All talks will be held in lecture hall H6 at the western end of the main hall.
The time for a talk is 20 minutes plus 5 min discussion.
Wednesday, 2007-09-05 - from 13:15 to 15:00
Learning Vector Quantization: generalization ability and dynamics of competing prototypes
|Presenting Author: Aree Witoelar|
|Authors: Aree Witoelar, Michael Biehl, Barbara Hammer|
Learning Vector Quantization (LVQ) are popular multi-class classification algorithms. Prototypes in an LVQ system represent the typical features of classes in the data. Frequently multiple prototypes are employed for a class to improve the representation of variations within the class and the generalization ability. In this paper, we investigate the dynamics of LVQ in an exact mathematical way, aiming at understanding the influence of the number of prototypes and their assignment to classes. The theory of on-line learning allows a mathematical description of the learning dynamics in model situations. We demonstrate using a system of three prototypes the different behaviors of LVQ systems of multiple prototype and single prototype class representation.
A comparison between dissimilarity SOM and kernel SOM for clustering the vertices of a graph
|Presenting Author: Nathalie Villa|
|Authors: Nathalie Villa, Fabrice Rossi|
Flexible and efficient variants of the Self Organizing Map algorithm have been proposed for non vector data, including, for example, the dissimilarity SOM (also called the Median SOM) and several kernelized versions of SOM. Although the first one is a generalization of the batch version of the SOM algorithm to data described by a dissimilarity measure, the various versions of the second ones are stochastic SOM. We propose here to introduce a batch version of the kernel SOM and to show how this one is related to the dissimilarity SOM. Finally, an application to the classification of the vertices of a graph is proposed and the algorithms are tested and compared on a simulated data set.

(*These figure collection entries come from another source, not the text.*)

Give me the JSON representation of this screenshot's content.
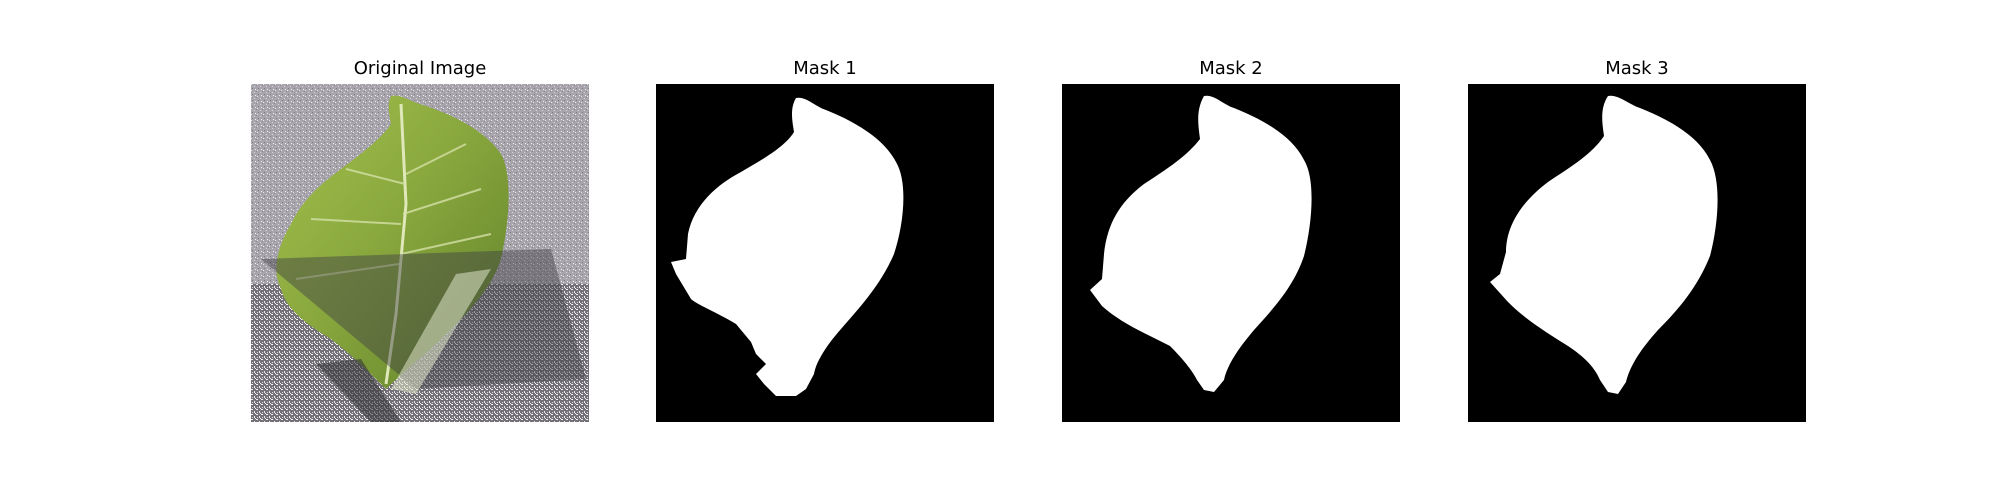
{
  "figure": {
    "panels": [
      {
        "title": "Original Image",
        "kind": "photo",
        "description_icon": "leaf-photo"
      },
      {
        "title": "Mask 1",
        "kind": "mask"
      },
      {
        "title": "Mask 2",
        "kind": "mask"
      },
      {
        "title": "Mask 3",
        "kind": "mask"
      }
    ]
  },
  "colors": {
    "mask_background": "#000000",
    "mask_foreground": "#ffffff",
    "leaf_green": "#7fa03a",
    "asphalt_gray": "#a8a3ab",
    "shadow_gray": "#5e5e62"
  }
}
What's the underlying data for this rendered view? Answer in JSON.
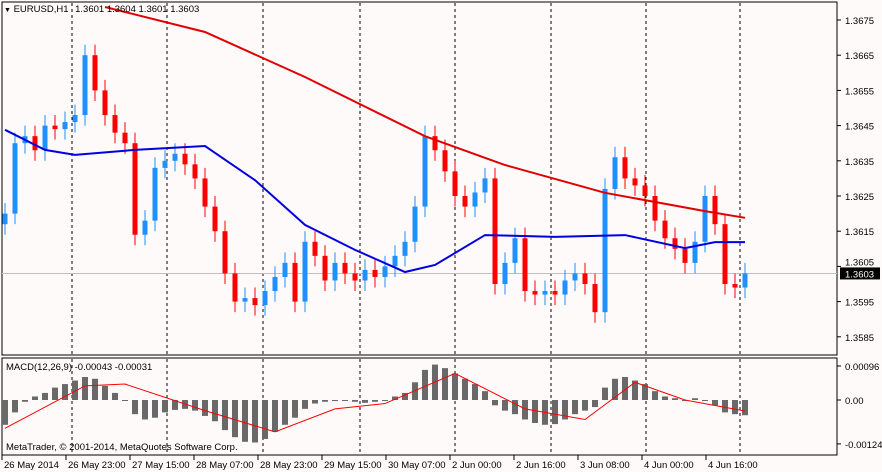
{
  "header": {
    "symbol": "EURUSD,H1",
    "ohlc": "1.3601 1.3604 1.3601 1.3603"
  },
  "macd_label": "MACD(12,26,9) -0.00043 -0.00031",
  "copyright": "MetaTrader, © 2001-2014, MetaQuotes Software Corp.",
  "colors": {
    "bull": "#1e90ff",
    "bear": "#ff0000",
    "ma_slow": "#e00000",
    "ma_fast": "#0000e0",
    "hist": "#696969",
    "signal": "#ff0000",
    "background": "#fffafa"
  },
  "chart_data": {
    "type": "candlestick",
    "price_ticks": [
      "1.3675",
      "1.3665",
      "1.3655",
      "1.3645",
      "1.3635",
      "1.3625",
      "1.3615",
      "1.3605",
      "1.3595",
      "1.3585"
    ],
    "current_price": "1.3603",
    "time_labels": [
      "26 May 2014",
      "26 May 23:00",
      "27 May 15:00",
      "28 May 07:00",
      "28 May 23:00",
      "29 May 15:00",
      "30 May 07:00",
      "2 Jun 00:00",
      "2 Jun 16:00",
      "3 Jun 08:00",
      "4 Jun 00:00",
      "4 Jun 16:00"
    ],
    "closes": [
      1.362,
      1.364,
      1.3642,
      1.3638,
      1.3645,
      1.3644,
      1.3646,
      1.3648,
      1.3665,
      1.3655,
      1.3648,
      1.3643,
      1.364,
      1.3614,
      1.3618,
      1.3633,
      1.3635,
      1.3637,
      1.3634,
      1.363,
      1.3622,
      1.3615,
      1.3603,
      1.3595,
      1.3596,
      1.3594,
      1.3598,
      1.3602,
      1.3606,
      1.3595,
      1.3612,
      1.3608,
      1.3601,
      1.3606,
      1.3603,
      1.3601,
      1.3604,
      1.3602,
      1.3605,
      1.3608,
      1.3612,
      1.3622,
      1.3642,
      1.3638,
      1.3632,
      1.3625,
      1.3622,
      1.3626,
      1.363,
      1.36,
      1.3606,
      1.3613,
      1.3598,
      1.3597,
      1.3598,
      1.3597,
      1.3601,
      1.3603,
      1.36,
      1.3592,
      1.3627,
      1.3636,
      1.363,
      1.3628,
      1.3625,
      1.3618,
      1.3613,
      1.361,
      1.3606,
      1.3612,
      1.3625,
      1.3617,
      1.36,
      1.3599,
      1.3603
    ],
    "ma_slow": [
      [
        10,
        1.36787
      ],
      [
        20,
        1.36716
      ],
      [
        30,
        1.36588
      ],
      [
        42,
        1.3642
      ],
      [
        50,
        1.36338
      ],
      [
        60,
        1.36259
      ],
      [
        70,
        1.36207
      ],
      [
        74,
        1.36188
      ]
    ],
    "ma_fast": [
      [
        0,
        1.36438
      ],
      [
        4,
        1.36381
      ],
      [
        7,
        1.36367
      ],
      [
        13,
        1.36381
      ],
      [
        20,
        1.36392
      ],
      [
        25,
        1.36295
      ],
      [
        30,
        1.36168
      ],
      [
        35,
        1.36097
      ],
      [
        40,
        1.36034
      ],
      [
        43,
        1.36054
      ],
      [
        48,
        1.36139
      ],
      [
        55,
        1.36134
      ],
      [
        62,
        1.36139
      ],
      [
        68,
        1.36102
      ],
      [
        71,
        1.36119
      ],
      [
        74,
        1.36119
      ]
    ],
    "macd_ticks": [
      "0.00096",
      "0.00",
      "-0.00124"
    ],
    "macd_hist": [
      -70,
      -35,
      -5,
      10,
      20,
      35,
      45,
      55,
      65,
      60,
      40,
      20,
      0,
      -40,
      -55,
      -50,
      -35,
      -28,
      -25,
      -30,
      -45,
      -60,
      -85,
      -105,
      -118,
      -120,
      -110,
      -90,
      -70,
      -50,
      -25,
      -10,
      -5,
      -3,
      -2,
      -5,
      -8,
      -5,
      0,
      10,
      20,
      50,
      85,
      100,
      90,
      75,
      60,
      45,
      25,
      -15,
      -30,
      -40,
      -55,
      -65,
      -70,
      -68,
      -55,
      -40,
      -30,
      -20,
      35,
      60,
      65,
      55,
      45,
      25,
      10,
      5,
      0,
      5,
      0,
      -15,
      -35,
      -40,
      -43
    ],
    "macd_unit": 1e-05,
    "macd_signal": [
      [
        0,
        -80
      ],
      [
        8,
        40
      ],
      [
        12,
        45
      ],
      [
        20,
        -30
      ],
      [
        27,
        -90
      ],
      [
        33,
        -25
      ],
      [
        38,
        -10
      ],
      [
        45,
        75
      ],
      [
        52,
        -25
      ],
      [
        58,
        -55
      ],
      [
        63,
        50
      ],
      [
        68,
        0
      ],
      [
        74,
        -31
      ]
    ]
  }
}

Improving the H2MLVQ algorithm by the Cross Entropy Method
|Presenting Author: Abderrahmane Boubezoul,|
|Authors: Abderrahmane Boubezoul, Sébastien Paris, Mustapha Ouladsine|
This paper addresses the use of a stochastic optimization method called the Cross Entropy
(CE) Method in the improvement of a recently proposed H2MLVQ (Harmonic to
minimum LVQ) algorithm, this algorithm was proposed as an initialization insensitive variant
of the well known Learning Vector Quantization (LVQ) algorithm. This paper has
two aims, the first aim is the use of the Cross Entropy (CE) Method to tackle the initialization
sensitiveness problem associated with the original (LVQ) algorithm and its
variants and the second aim is to use a weighted norm instead of the Euclidean
norm in order to select the most relevant features. The results in this paper
indicate that the CE method can successfully be applied to this kind of
problems and efficiently generate high quality solutions. Also, good
competitive numerical results on several datasets are reported.
Accelerating Relational Clustering Algorithms With Sparse Prototype Representation
|Presenting Author: Fabrice Rossi|
|Authors: Fabrice Rossi, Alexander Hasenfuß, Barbara Hammer|
In some application contexts, data are better described by a matrix of
pairwise dissimilarities rather than by a vector representation. Clustering
and topographic mapping algorithms have been adapted to this type of data,
either via the generalized Median principle, or more recently with the so
called relational approach, in which prototypes are represented by virtual
linear combinations of the original observations. One drawback of those
methods is their complexity, which scales as the square of the number of
observations, mainly because they use dense prototype representations: each
prototype is obtained as a virtual combination of all the elements of its
cluster (at least). We propose in this paper to use a sparse representation of
the prototypes to obtain relational algorithms with sub-quadratic complexity.